The Breast AI Around
A multimodal fusion network uses two types of ultrasound imaging to outperform other methods of detecting and classifying breast lesions.
Breast cancer remains a major health concern worldwide, with new cases continuing to emerge at an alarming rate. Despite significant advances in breast cancer research and treatment over the past several decades, the prevalence of the disease has continued to increase in many parts of the world. According to the World Health Organization, breast cancer is the most common cancer in women globally, accounting for more than 2 million new cases and nearly 700,000 deaths each year.
The reasons for the rising rates of breast cancer are complex and multifaceted. Some experts point to lifestyle factors such as poor diet, lack of exercise, and exposure to environmental toxins as contributing factors, while others emphasize the role of genetic and hormonal factors in the development of the disease.
Regardless of the underlying causes, the impact of breast cancer on individuals and society as a whole is significant. Breast cancer is a devastating diagnosis that can lead to a range of physical, emotional, and financial challenges for patients and their families.
To address the rising rates of breast cancer and reduce the burden of the disease on individuals and society, healthcare professionals emphasize the importance of increased awareness and early detection. Breast cancer is much more treatable, and outcomes are far better, when it is detected early.
A group of researchers at the Pohang University of Science and Technology in Korea have created a new approach that aims to noninvasively detect breast cancer at a very early stage. Their technique leverages two types of ultrasound data, which is analyzed by a deep learning-based multimodal fusion network for both the detection of lesions, as well as their classification as either benign or malignant.
Data is noninvasively obtained with both B-mode and strain elastography ultrasound imaging. This data is fed into a weighted multimodal U-Net model as a first step to seek out and localize any lesions that may be present. A second neural network classifier examines any lesions that were found to predict the likelihood that they may be cancerous.
This effort is not the first time that ultrasound imaging and machine learning have been paired up in an attempt to detect breast cancer. However, most existing methods rely solely on B-mode ultrasound for their segmentation and classification pipelines. And no use of both B-mode and strain elastography ultrasound for segmentation has previously been reported on for this disease. By taking a multimodal approach to the problem, the researchers hope to achieve a higher specificity, while also maintaining better sensitivity, than existing methods.

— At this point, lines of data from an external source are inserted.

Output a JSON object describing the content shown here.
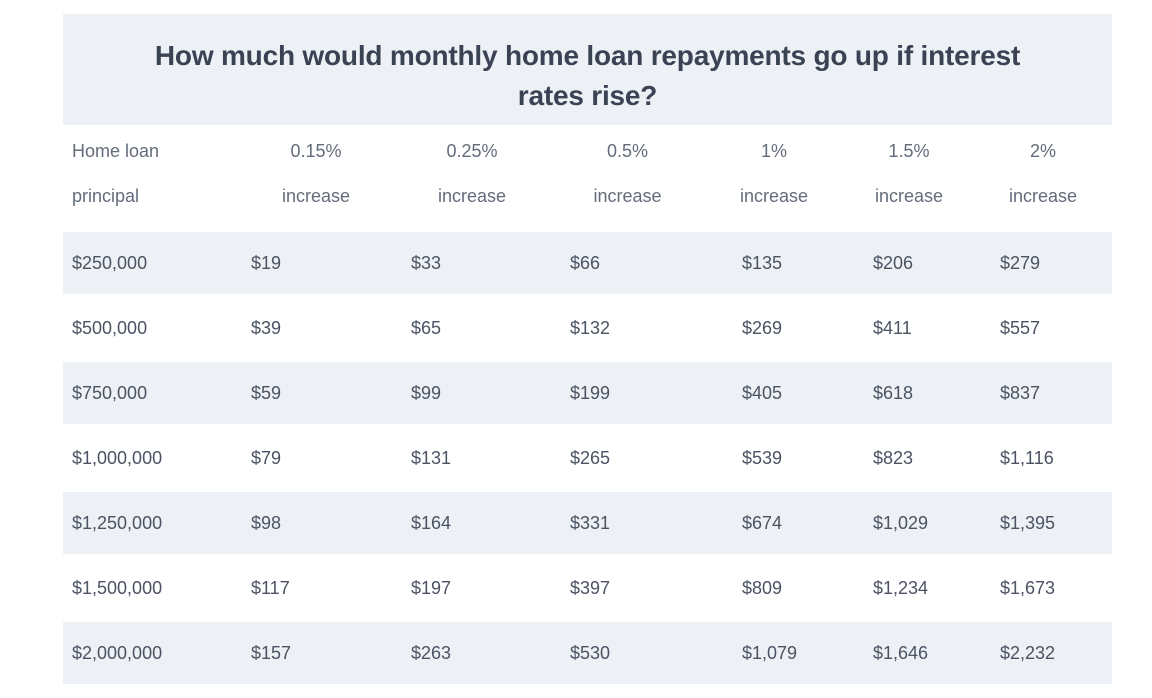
{
  "page_title": "How much would monthly home loan repayments go up if interest\nrates rise?",
  "chart_data": {
    "type": "table",
    "title": "How much would monthly home loan repayments go up if interest rates rise?",
    "columns": [
      [
        "Home loan",
        "principal"
      ],
      [
        "0.15%",
        "increase"
      ],
      [
        "0.25%",
        "increase"
      ],
      [
        "0.5%",
        "increase"
      ],
      [
        "1%",
        "increase"
      ],
      [
        "1.5%",
        "increase"
      ],
      [
        "2%",
        "increase"
      ]
    ],
    "rows": [
      [
        "$250,000",
        "$19",
        "$33",
        "$66",
        "$135",
        "$206",
        "$279"
      ],
      [
        "$500,000",
        "$39",
        "$65",
        "$132",
        "$269",
        "$411",
        "$557"
      ],
      [
        "$750,000",
        "$59",
        "$99",
        "$199",
        "$405",
        "$618",
        "$837"
      ],
      [
        "$1,000,000",
        "$79",
        "$131",
        "$265",
        "$539",
        "$823",
        "$1,116"
      ],
      [
        "$1,250,000",
        "$98",
        "$164",
        "$331",
        "$674",
        "$1,029",
        "$1,395"
      ],
      [
        "$1,500,000",
        "$117",
        "$197",
        "$397",
        "$809",
        "$1,234",
        "$1,673"
      ],
      [
        "$2,000,000",
        "$157",
        "$263",
        "$530",
        "$1,079",
        "$1,646",
        "$2,232"
      ]
    ],
    "layout": {
      "zebra_striping": true,
      "striped_row_indexes": [
        0,
        2,
        4,
        6
      ],
      "gridlines": false
    }
  },
  "colors": {
    "stripe_background": "#edf1f5",
    "title_text": "#3a4254",
    "header_text": "#646c7b",
    "value_text": "#4b5363"
  }
}
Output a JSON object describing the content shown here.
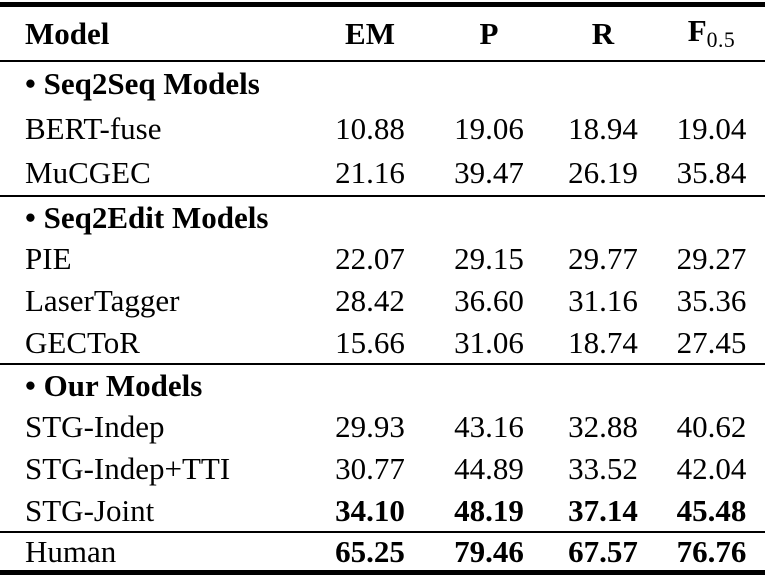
{
  "table": {
    "header": {
      "model": "Model",
      "em": "EM",
      "p": "P",
      "r": "R",
      "f": "F",
      "f_sub": "0.5"
    },
    "rows": [
      {
        "type": "section",
        "label": "• Seq2Seq Models",
        "rule_above": false
      },
      {
        "type": "data",
        "cells": [
          "BERT-fuse",
          "10.88",
          "19.06",
          "18.94",
          "19.04"
        ],
        "bold_values": false,
        "rule_above": false
      },
      {
        "type": "data",
        "cells": [
          "MuCGEC",
          "21.16",
          "39.47",
          "26.19",
          "35.84"
        ],
        "bold_values": false,
        "rule_above": false
      },
      {
        "type": "section",
        "label": "• Seq2Edit Models",
        "rule_above": true
      },
      {
        "type": "data",
        "cells": [
          "PIE",
          "22.07",
          "29.15",
          "29.77",
          "29.27"
        ],
        "bold_values": false,
        "rule_above": false
      },
      {
        "type": "data",
        "cells": [
          "LaserTagger",
          "28.42",
          "36.60",
          "31.16",
          "35.36"
        ],
        "bold_values": false,
        "rule_above": false
      },
      {
        "type": "data",
        "cells": [
          "GECToR",
          "15.66",
          "31.06",
          "18.74",
          "27.45"
        ],
        "bold_values": false,
        "rule_above": false
      },
      {
        "type": "section",
        "label": "• Our Models",
        "rule_above": true
      },
      {
        "type": "data",
        "cells": [
          "STG-Indep",
          "29.93",
          "43.16",
          "32.88",
          "40.62"
        ],
        "bold_values": false,
        "rule_above": false
      },
      {
        "type": "data",
        "cells": [
          "STG-Indep+TTI",
          "30.77",
          "44.89",
          "33.52",
          "42.04"
        ],
        "bold_values": false,
        "rule_above": false
      },
      {
        "type": "data",
        "cells": [
          "STG-Joint",
          "34.10",
          "48.19",
          "37.14",
          "45.48"
        ],
        "bold_values": true,
        "rule_above": false
      },
      {
        "type": "data",
        "cells": [
          "Human",
          "65.25",
          "79.46",
          "67.57",
          "76.76"
        ],
        "bold_values": true,
        "rule_above": true
      }
    ],
    "colors": {
      "text": "#000000",
      "background": "#ffffff",
      "rule": "#000000"
    }
  }
}
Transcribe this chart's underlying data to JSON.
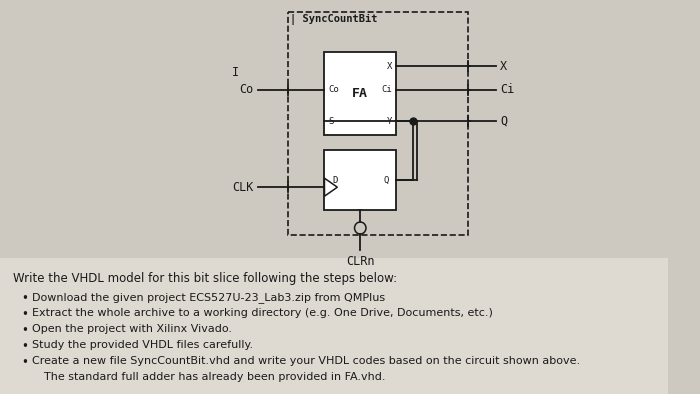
{
  "bg_color": "#cdc9c0",
  "text_area_color": "#d8d4cc",
  "text_color": "#1a1a1a",
  "fig_width": 7.0,
  "fig_height": 3.94,
  "font_size": 8.5,
  "diagram_font_size": 7.5,
  "bullet_points": [
    "Download the given project ECS527U-23_Lab3.zip from QMPlus",
    "Extract the whole archive to a working directory (e.g. One Drive, Documents, etc.)",
    "Open the project with Xilinx Vivado.",
    "Study the provided VHDL files carefully.",
    "Create a new file SyncCountBit.vhd and write your VHDL codes based on the circuit shown above.",
    "The standard full adder has already been provided in FA.vhd."
  ],
  "header_text": "Write the VHDL model for this bit slice following the steps below:"
}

The finished system was validated in a small trial consisting of thirteen test cases. Of those test cases, seven were benign and the system predicted them correctly in three out of five trials. The six malignant samples were predicted to be malignant in five out of five trials. While there is still some room for improvement, these results do outperform existing single and multimodal methods of lesion segmentation and classification.
Due to a lack of data availability, the model was trained with a relatively small number of examples. Data augmentation, pre-trained model adaptation, and fine-tuning were employed to improve model prediction accuracy, however, with access to more data, the team expects that the system will continue to get better in the future. But even as it stands now, this new approach offers many advantages to clinicians that may assist them in making earlier diagnoses than was previously possible. Building on this success, the researchers hope to adapt their methods to the detection of a wider range of diseases in the coming years.